SDD is about flowing the design choices from the spec into the rest of the system. TDD was for making sure that the inevitable changes you make to the system later don't break your earlier assumptions - or at least warn that you need to change them. Personally I don't buy TDD - it might be useful sometimes - but it is kind of extreme - but in general agile methodologies were a reaction to the waterfall model of system development.

internet_points 3 hours ago | parent | prev | next [-]

See also recent post "A sufficiently detailed spec is code" which tried and failed to reproduce openai's spec results: https://hn.algolia.com/?q=https%3A%2F%2Fhaskellforall.com%2F...

j45 7 hours ago | parent | prev | next [-]

Specs see more about alignment and clarity increasing code that works, and increase the success of tests.

locknitpicker 7 hours ago | parent | prev [-]

> This has been solved already - automated testing.

This is specious reasoning. Automated tests are already the output of these specs, and specs cover way more than what you cover with code.
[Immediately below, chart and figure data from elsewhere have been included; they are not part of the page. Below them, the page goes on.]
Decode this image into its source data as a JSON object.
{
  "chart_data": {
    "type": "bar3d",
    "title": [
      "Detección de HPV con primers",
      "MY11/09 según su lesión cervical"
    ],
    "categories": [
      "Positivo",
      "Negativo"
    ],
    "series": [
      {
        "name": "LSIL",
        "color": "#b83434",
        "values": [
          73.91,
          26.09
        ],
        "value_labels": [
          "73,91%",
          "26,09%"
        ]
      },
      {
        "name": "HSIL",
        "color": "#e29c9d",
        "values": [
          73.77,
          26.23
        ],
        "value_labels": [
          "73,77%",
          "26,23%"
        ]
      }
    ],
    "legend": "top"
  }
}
Framing tests as the feedback that drives design is also a baffling opinion. Without specialized prompts such as specs, you LLM agent of choice ends up either ignoring tests altogether or even changing them to fit their own baseless assumptions.

I mean, who hasn't stumbled upon the infamous "the rest of your tests go here" output in automated tests?

polytely 5 hours ago | parent | next [-]

> Automated tests are already the output of these specs, and specs cover way more than what you cover with code.

ok but how are you sure that the AI is correctly turning the spec into tests. if it makes a mistake there and then builds the code in accordance with the mistaken test you only get the Illusion of a correct implementation

locknitpicker 4 hours ago | parent [-]

> ok but how are you sure that the AI is correctly turning the spec into tests.

You use the specs to generate the tests, and you review the changes.

mattmanser 6 hours ago | parent | prev [-]

I've seen a few comments recently that start with:

This is specious reasoning

It's an insulting phrase and from now on I'm immediately down voting it when I see it.

nelox 5 hours ago | parent | next [-]

On the face of it is insulting, until you dig a little deeper

locknitpicker 4 hours ago | parent | prev [-]

> It's an insulting phrase ( ...)

I'm sorry you feel like that. How would you phrase an observation where you find the rationale for an assertion to not be substantiated and supported beyond surface level?